Ovviamente il punto di forza del volume è la competenza, la passione, l’amore per il dettaglio -anche il più piccolo - con il quale Merlin e Rizzardi ci fanno entrare nel mondo creativo di Miles. Eppure, cosa non scontata, leggendo ci si diverte parecchio. Ci sono gli amori, le follie e le intemperanze del divino trombettista, lo scherno verso i musicisti che non ama. Viene riportato per intero il blindfold test (ascolto di brani altrui alla cieca e successivo commento) condotto da Leonard Feather e pubblicato sulle pagine di Down Beat nel 1968.
Nell’occasione Miles non si rivela tenero con nessuno, ma si supera su Sun Ra (“Vuoi dirmi che in giro c’è qualcuno così? Neanche i bianchi sono così scarsi”), ci sono strali verso il free e anche il mainstream. Dell’orchestra di Thad Jones/Mel Lewis dice: “Se fosse mia non potrei mai sopportare una band come
questa. Mi farebbe sentire come se fossi veramente a terra o stessi portando delle mutande che non sono mie...”.
Ci si diverte e si assorbono illuminanti dettagli.
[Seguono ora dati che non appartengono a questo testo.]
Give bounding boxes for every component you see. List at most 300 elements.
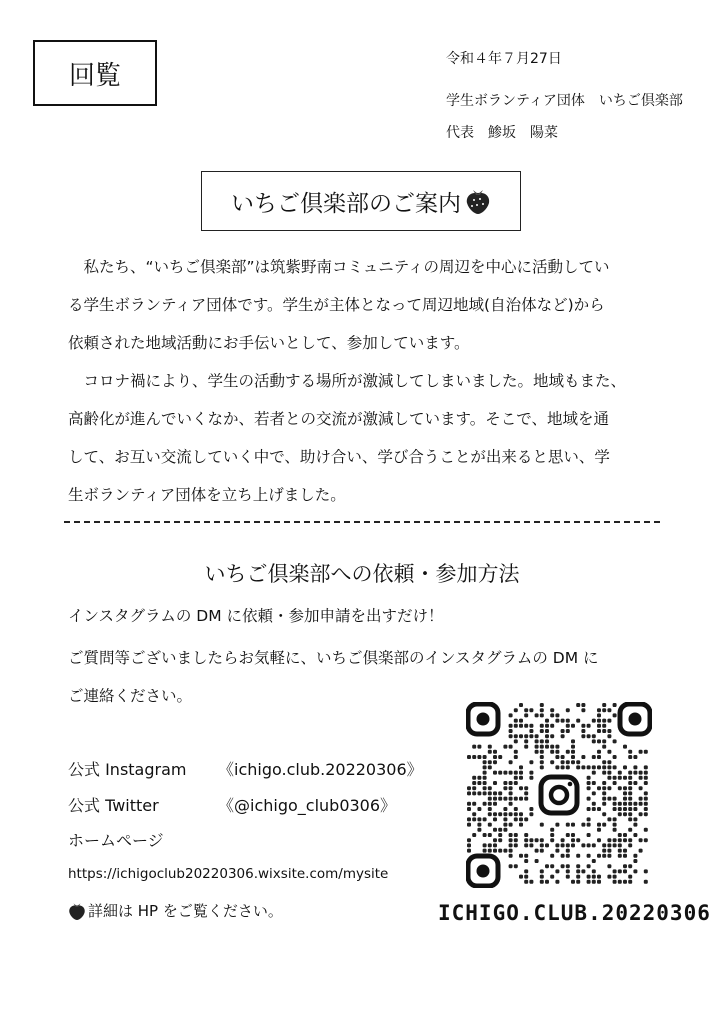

Facciamo un esempio. Il fatto che Miles fosse ossessionato dalla canzone Spinnin’ Wheel dei Blood Sweet and Tears, citata a più riprese nel solo del title track di Bitches Brew, non ha solo motivazioni musicali che vengono puntualmente spiegate con i minuziosi rimandi al solo di tromba, ma riguarda anche il fatto che il gruppo è uno degli elementi di punta
della Columbia e Davis è intenzionato a contendete palmo a palmo ogni centimetro di influenza sul nuovo enorme pubblico che si sta formando, dove i confini di rock e jazz sono sfumati.
Mi rendo conto che non ho tanto recensito, quanto dialogato confusamente con questo libro bellissimo e brulicante, alla seconda edizione. Profetizzo che ne vedrà altre e invecchierà con l’immortale cinquantaduenne brodo di cagne/Bitches
Brew.
Universo Miles Davis, anno terrestre 1970.